DNC Fraud Lawsuit Provides Update, Hope
DNC Fraud Lawsuit Provides Update, Hope by Elizabeth Vos – DisObedient Media
Disobedient Media previously reported that the DNC Fraud lawsuit had been dismissed by Judge Zloch. Today, Elizabeth Beck, one of the attorneys for the plaintiffs in the case against the DNC, posted a video update on the suit’s status via social media. The update provided hope for supporters and plaintiffs in the case for the potential that the litigation might continue through the appeals process.
Beck explained that as judge Zloch had dismissed the case on jurisdictional issues, a new case brought in a separate court could potentially use his ruling as “persuasive evidence.” She cited rule four of the civil rules of federal procedure, which she explained states that in a civil case, the notification of appeal required by rule three must be filed with a district clerk within 30 days after entry of the judgement that the order appeared from. She explained that the thirty days will be concluded on September 24th 2017, approximately 3 weeks from now.

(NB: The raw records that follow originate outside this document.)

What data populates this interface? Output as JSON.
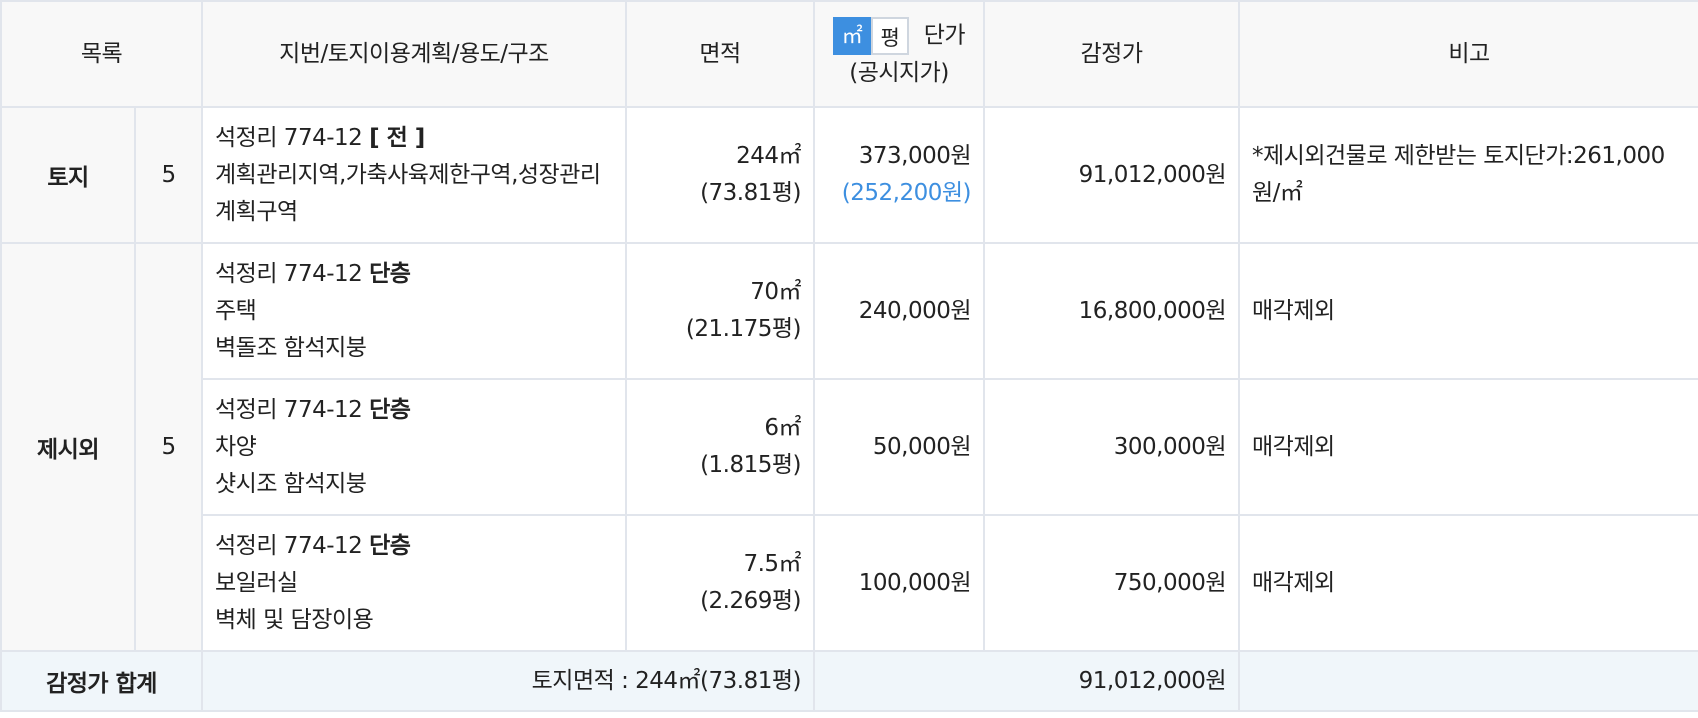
{
  "header": {
    "list": "목록",
    "lot": "지번/토지이용계획/용도/구조",
    "area": "면적",
    "unit_sqm": "㎡",
    "unit_pyeong": "평",
    "unit_price": "단가",
    "unit_price_sub": "(공시지가)",
    "appraisal": "감정가",
    "remarks": "비고"
  },
  "land": {
    "category": "토지",
    "count": "5",
    "row": {
      "address": "석정리 774-12",
      "type": "[ 전 ]",
      "plan": "계획관리지역,가축사육제한구역,성장관리계획구역",
      "area": "244㎡",
      "area_pyeong": "(73.81평)",
      "unit_price": "373,000원",
      "public_price": "(252,200원)",
      "appraisal": "91,012,000원",
      "remarks": "*제시외건물로 제한받는 토지단가:261,000원/㎡"
    }
  },
  "extra": {
    "category": "제시외",
    "count": "5",
    "rows": [
      {
        "address": "석정리 774-12",
        "floor": "단층",
        "use": "주택",
        "structure": "벽돌조 함석지붕",
        "area": "70㎡",
        "area_pyeong": "(21.175평)",
        "unit_price": "240,000원",
        "appraisal": "16,800,000원",
        "remarks": "매각제외"
      },
      {
        "address": "석정리 774-12",
        "floor": "단층",
        "use": "차양",
        "structure": "샷시조 함석지붕",
        "area": "6㎡",
        "area_pyeong": "(1.815평)",
        "unit_price": "50,000원",
        "appraisal": "300,000원",
        "remarks": "매각제외"
      },
      {
        "address": "석정리 774-12",
        "floor": "단층",
        "use": "보일러실",
        "structure": "벽체 및 담장이용",
        "area": "7.5㎡",
        "area_pyeong": "(2.269평)",
        "unit_price": "100,000원",
        "appraisal": "750,000원",
        "remarks": "매각제외"
      }
    ]
  },
  "total": {
    "label": "감정가 합계",
    "land_area": "토지면적 : 244㎡(73.81평)",
    "appraisal": "91,012,000원"
  },
  "colors": {
    "header_bg": "#f8f8f8",
    "border": "#e1e5ec",
    "total_bg": "#f0f6fa",
    "accent_blue": "#3d8fe0"
  }
}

Elizabeth Beck went on to say that if no notice of appeal is filed by that time, then there would be no appeal. She recognized that many members of the public have expressed their desire for the case to continue, adding that it is the most viable route going forward, as opposed to new cases being filed. Beck noted that at present there are three law firms involved in this suit, including Beck and Lee. She stated that Cullin O’brien, a Harvard Law grad, and Tony Hernandez are both solo law practitioners with their own firms
She explained that because of the usual terms of plaintiff’s contingency lawyers, the Becks have not been paid throughout the case; Beck emphasized on this point that her statement in that regard was not a complaint, but simply the normal routine procedure in this type of suit. Elizabeth Beck further explained that since the case had been dismissed, no copycat cases had been filed anywhere in the country. She said that the lawyers involved in the suit are in no way obligated to take the case further, and that they have never solicited donations to fund this case; it is not the way plaintiff’s contingency cases work.